The New York TimesNov 30, 2019 10:26:14 IST
Blue whales have a flair for paradox. They live in water but breathe air. They’re enormous — the biggest creatures that have ever lived, as far as anyone knows — but subsist almost entirely on tiny krill.
And as new research reveals, even the animal’s dunk tank-size heart jumps between extremes. In a study published Monday in the Proceedings of the National Academy of Sciences, a team of researchers for the first time attached an electrocardiogram tag to a free-diving blue whale to trace its heart rate.
They found that the rate ranged as low as two beats per minute and as high as 37. Such numbers paint a picture of an animal frequently pushing its own limits and suggest that the whale is not only the largest animal ever but perhaps as large as an animal with a circulatory system can possibly be.
To learn the secrets of the blue whale’s heart, Jeremy Goldbogen, a marine biologist at Stanford University, led a team that attached a noninvasive suction-cup tag to a blue whale in Monterey Bay, California. The tag contains electrodes, a depth measurement sensor and a GPS tracker. It stayed on for 8 and a half hours and recorded data from a number of dives before it detached and floated to the surface. The researchers then tracked it down and reviewed its readings.
Such tags are part of a suite of technologies that make it easier for researchers to study the lives of whales without disturbing them too much. When the tags are attached, a whale likely just feels something akin to a tap on the shoulder, Goldbogen has said.
The data showed that when this whale descended, its heart rate plummeted, too. At the bottom of the dives, the whale’s heart rate hovered around four to eight beats per minute. At times, it fell all the way down to two.
In general, sticking to a slow rhythm while diving lets marine mammals conserve oxygen, so they can stay underwater for longer. But this is “just amazingly low” — far lower than the 11 beats per minute scientists had predicted, said Goldbogen. And it stays down around 8.5 beats per minute even when the whales are feeding, an energy-intensive process that involves lunging into clouds of krill.

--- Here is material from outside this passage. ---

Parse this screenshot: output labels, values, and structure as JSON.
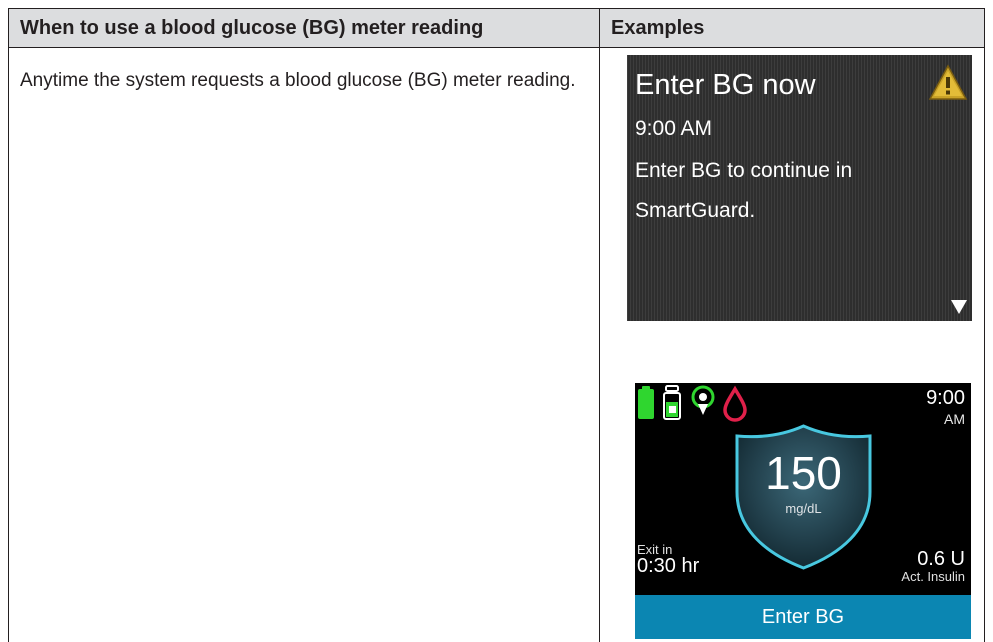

Goldbogen credits the blue whale’s flexible aortic arch, which is able to hold about 90% of the animals’ blood and slowly release it even when the heart isn’t actively beating.
As a whale climbs back to the surface, its heart rate rises again. By the time it reaches the surface, its blood is moving much more quickly, reoxygenising in preparation for the next dive. This whale’s heart rate reached a peak of 37 beats per minute.
“That’s about as fast as that heart can physically beat,” Goldbogen said.
These rapid shifts happen quite quickly — sometimes within the span of a minute or two — and repeat often. It’s sort of like if you tried moving from a comfortable recliner straight into a set of wind sprints over and over again. “They’re doing this all day long,” said Goldbogen.
The blue whale’s heart still keeps some secrets.
“It would be interesting to know how the whale nervous system controls such rapid changes in heart rate,” said Travis Horton, an associate professor at the University of Canterbury in Christchurch, New Zealand, who was not involved in the study but has undertaken his own investigations of humpback whale heart rates using drones and infrared light.
And Goldbogen and his team hope to plumb other unfathomed depths. “Sperm whales, beaked whales — some of those species can dive for an hour or more,” he said. “We would like to understand what their hearts are doing.”